Concepts
Cluster types
Vantage supports three cluster types. Your choice determines the scheduler, the detail tabs, and which workloads you can run.
| Type | Scheduler | Best for |
|---|---|---|
| Slurm | Slurm (batch jobs) | Traditional HPC — simulations, MPI workloads, batch pipelines |
| Kubernetes | Kubernetes | Workbench sessions, ML training, containerized apps |
| Slurm on Kubernetes | Slurm inside K8s | HPC workloads on cloud-native, auto-scaled infrastructure |
Slurm and Slurm-on-Kubernetes clusters appear under the Slurm list in the sidebar. Kubernetes clusters appear under Kubernetes.
Status lifecycle
Every cluster moves through the same set of phases, regardless of type or provider:
| Status | Meaning |
|---|---|
| Preparing | Infrastructure provisioning in progress. Vantage is creating cloud resources, installing software, and waiting for the cluster to phone home. |
| Ready | Cluster is connected and accepting workloads. |
| Failed | Provisioning encountered an error. Check the detail page for status details. |
| Deleting | Vantage is tearing down infrastructure. |
Provisioning time varies by provider and cluster type:
- AWS Slurm — A few minutes (CloudFormation stack)
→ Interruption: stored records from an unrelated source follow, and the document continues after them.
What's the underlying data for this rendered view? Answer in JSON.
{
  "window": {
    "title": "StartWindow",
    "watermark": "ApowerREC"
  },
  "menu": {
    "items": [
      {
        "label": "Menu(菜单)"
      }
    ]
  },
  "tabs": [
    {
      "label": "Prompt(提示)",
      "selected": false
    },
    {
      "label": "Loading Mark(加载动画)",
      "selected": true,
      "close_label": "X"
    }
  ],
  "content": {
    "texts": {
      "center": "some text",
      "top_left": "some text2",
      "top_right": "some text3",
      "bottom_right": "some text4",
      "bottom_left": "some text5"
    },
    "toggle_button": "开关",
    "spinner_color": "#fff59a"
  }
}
- AWS K8s — 10-15 minutes (boto3 provisioning + cloud-init)
- Cudo K8s — 10-25 minutes (VM provisioning + cloud-init)
- Azure / GCP — Varies by region and quota
- On-premises — Immediate after agent connects (infrastructure is yours)
Partitions and node groups
Partitions and node groups are how you organize compute resources:
- Partitions (Slurm) — Job queues with rules for max run time, allowed users, and priority. Each partition targets a pool of nodes.
- Node groups (Kubernetes) — Pools of identically-sized machines that the cluster autoscaler manages. Equivalent to partitions in purpose, but K8s-native.
Both concepts let you isolate workloads by resource requirements — for example, a GPU partition for ML training and a CPU partition for batch preprocessing.
Cost
Every provisioned node accumulates spend regardless of utilization. Cloud clusters with autoscaling can scale down to zero idle nodes — but only if the node group or partition minimum is set to zero.
The Monitoring tab on every cluster detail page shows live utilization and accumulated cost. Idle GPU nodes are the most common preventable expense.
Compute providers
Providers are the physical infrastructure Vantage provisions clusters on.
| Provider | What it's for |
|---|---|
| Public clouds (AWS, Azure, GCP) | Elastic capacity, global regions, spot pricing |
| Cudo Compute | Cost-efficient GPU cloud |
| On-premises / LXD | Your own hardware, maximum control |
| Vantage partners (atNorth, BuzzHPC, RCI) | Pre-integrated managed colocation and HPC |
Regions and availability
Cloud clusters run in the region you select during creation. Slurm clusters can span multiple availability zones within a region. On-premises clusters report their location as configured by your admin.
Some providers (Cudo Compute) allow per-node-group data center selection, enabling geo-distributed worker pools.